等過了轉角處,沒人看著了我才從李瑤的大手掌中逃脫出來,猛的松了一口氣。

“皇上。你下次不要悄沒聲息的出現在臣妾身後,臣妾貪生怕死,還很怕見鬼,膽兒小。”

我撫著心口抱怨。

李瑤哈哈大笑,拿了和田玉扇來托我的下巴:“難道朕在玉笙心裏。只是一個鬼?”

我吐吐舌頭:“好色鬼,哼。”

我大步朝著禦花園內走,月慢姑姑連忙拉住我:“小主,讓皇上先進。”

正巧辛夷姑姑一腳踏了出來,行了禮後便匆匆走開了。

“辛夷姑姑不是在皇後的清寧宮嗎?”我好奇的問。

月慢姑姑攙扶著我:“今天是家宴。皇後作為六宮之首,自然是要參加的,今日請的人少,德妃和婉美人都被皇上給攔下了,裏面的人怕是少之又少了。”

李瑤笑嘻嘻的伸手過來:“朕的玉美人。來吧,跟朕一起進去。”

我下意識的躲開來:“樹大招風,我才不要跟你一起進去。”

李瑤二話不說就作勢要來抱我:“小樹苗扛不住狂風暴雨,你是要我抱你進去,還是朕牽著你的手走進去?”

我完全相信這個目無一切的家夥能夠做出有傷風化的事情來。只好作罷,心不甘情不願的伸手:“反正大恩大寵是你給的,狂風暴雨也是你給的。”

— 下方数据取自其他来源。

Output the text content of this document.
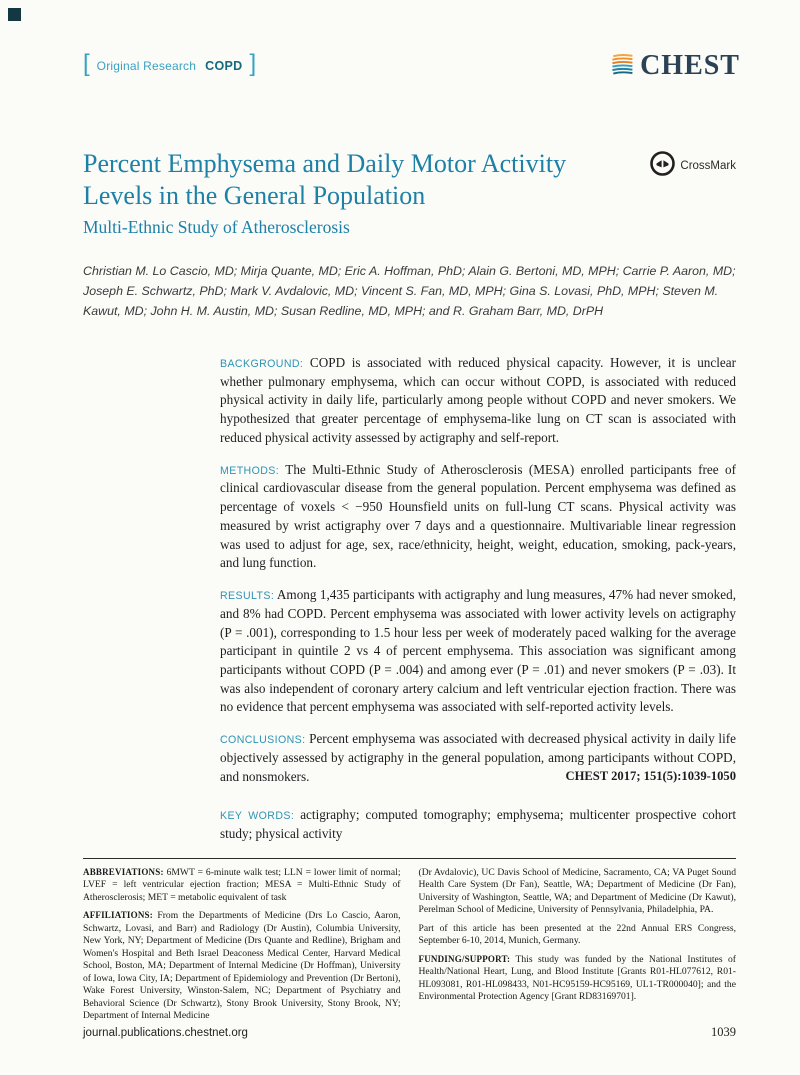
[ Original Research COPD ]	CHEST
Percent Emphysema and Daily Motor Activity Levels in the General Population
Multi-Ethnic Study of Atherosclerosis
CrossMark

Christian M. Lo Cascio, MD; Mirja Quante, MD; Eric A. Hoffman, PhD; Alain G. Bertoni, MD, MPH; Carrie P. Aaron, MD; Joseph E. Schwartz, PhD; Mark V. Avdalovic, MD; Vincent S. Fan, MD, MPH; Gina S. Lovasi, PhD, MPH; Steven M. Kawut, MD; John H. M. Austin, MD; Susan Redline, MD, MPH; and R. Graham Barr, MD, DrPH

BACKGROUND: COPD is associated with reduced physical capacity. However, it is unclear whether pulmonary emphysema, which can occur without COPD, is associated with reduced physical activity in daily life, particularly among people without COPD and never smokers. We hypothesized that greater percentage of emphysema-like lung on CT scan is associated with reduced physical activity assessed by actigraphy and self-report.

METHODS: The Multi-Ethnic Study of Atherosclerosis (MESA) enrolled participants free of clinical cardiovascular disease from the general population. Percent emphysema was defined as percentage of voxels < −950 Hounsfield units on full-lung CT scans. Physical activity was measured by wrist actigraphy over 7 days and a questionnaire. Multivariable linear regression was used to adjust for age, sex, race/ethnicity, height, weight, education, smoking, pack-years, and lung function.

RESULTS: Among 1,435 participants with actigraphy and lung measures, 47% had never smoked, and 8% had COPD. Percent emphysema was associated with lower activity levels on actigraphy (P = .001), corresponding to 1.5 hour less per week of moderately paced walking for the average participant in quintile 2 vs 4 of percent emphysema. This association was significant among participants without COPD (P = .004) and among ever (P = .01) and never smokers (P = .03). It was also independent of coronary artery calcium and left ventricular ejection fraction. There was no evidence that percent emphysema was associated with self-reported activity levels.

CONCLUSIONS: Percent emphysema was associated with decreased physical activity in daily life objectively assessed by actigraphy in the general population, among participants without COPD, and nonsmokers.	CHEST 2017; 151(5):1039-1050

KEY WORDS: actigraphy; computed tomography; emphysema; multicenter prospective cohort study; physical activity

ABBREVIATIONS: 6MWT = 6-minute walk test; LLN = lower limit of normal; LVEF = left ventricular ejection fraction; MESA = Multi-Ethnic Study of Atherosclerosis; MET = metabolic equivalent of task

AFFILIATIONS: From the Departments of Medicine (Drs Lo Cascio, Aaron, Schwartz, Lovasi, and Barr) and Radiology (Dr Austin), Columbia University, New York, NY; Department of Medicine (Drs Quante and Redline), Brigham and Women's Hospital and Beth Israel Deaconess Medical Center, Harvard Medical School, Boston, MA; Department of Internal Medicine (Dr Hoffman), University of Iowa, Iowa City, IA; Department of Epidemiology and Prevention (Dr Bertoni), Wake Forest University, Winston-Salem, NC; Department of Psychiatry and Behavioral Science (Dr Schwartz), Stony Brook University, Stony Brook, NY; Department of Internal Medicine

(Dr Avdalovic), UC Davis School of Medicine, Sacramento, CA; VA Puget Sound Health Care System (Dr Fan), Seattle, WA; Department of Medicine (Dr Fan), University of Washington, Seattle, WA; and Department of Medicine (Dr Kawut), Perelman School of Medicine, University of Pennsylvania, Philadelphia, PA.

Part of this article has been presented at the 22nd Annual ERS Congress, September 6-10, 2014, Munich, Germany.

FUNDING/SUPPORT: This study was funded by the National Institutes of Health/National Heart, Lung, and Blood Institute [Grants R01-HL077612, R01-HL093081, R01-HL098433, N01-HC95159-HC95169, UL1-TR000040]; and the Environmental Protection Agency [Grant RD83169701].

journal.publications.chestnet.org	1039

那一晚後妃們跪在逸纖閣的院子裏,我就覺得李瑤的後宮人數眾多,今日的禦花園,人也不少。

李瑤拉著我走進去,按理說我是要坐在最下方的,今日家宴,數我的品階最低,原本想著好歹有個淩清婉和我作伴。現在可好,看著那個孤單的位子,我就不由得在心裏嘆息了一聲。

誰料李瑤徑直拉著我站到了他的位子旁:“蘇子。”

只喊了一聲,蘇子就命人搬來了凳子。

李瑤拉著我坐下,才對眾人說了一聲:“都起身吧,家宴無需多禮,母後今後容光煥發,梳的發髻也是端新穎悅目,看來青黛姑姑那雙巧手果真了得。”

宋太後向鐘皇後招招手:“皇上的話一向巧舌如簧,不聽也罷了。皇後,你那裏有些擠,不如來哀家身邊坐著,可好?”

鐘皇後哪依啊,鬧了性子:“臣妾是皇後。自然是要坐在皇上身邊的,母後,你瞧瞧皇上。”

宋太後有些不悅,我立即起了身行禮:“不知太後娘娘可否讓臣妾坐在您身邊,今日太後娘娘的裝扮像一朵國花。正好臣妾的衣裳上繡著幾株小草,綠葉襯紅花,臣妾鬥膽想沾沾太後娘娘的光輝。”

眼看著趙微搖和韓紫凝朝我投來讚許的目光,李瑤自嘲道:“看來朕這棵大樹不討小草的歡心,也罷。母後,就讓這棵小草去您跟前仰慕仰慕您的春光吧。”

宋太後瞬間笑逐顏開,朝我招手:“好孩子,快到哀家身邊來,哀家已近垂暮。哪還有什麽春光可言,哀家倒是要在你們這些年輕人的身上沾沾朝氣。”

韓紫凝笑著插話:“母後您吶,正是好年華,與那垂暮之年隔著千萬光年呢。”

宋太後笑的合不攏嘴:“你這丫頭,平日裏就沾了蜜。今兒個沒坐在哀家身邊,小蜜蜂也嗡嗡嗡嗡的,說話怪中聽的,快,你也到哀家身邊來。”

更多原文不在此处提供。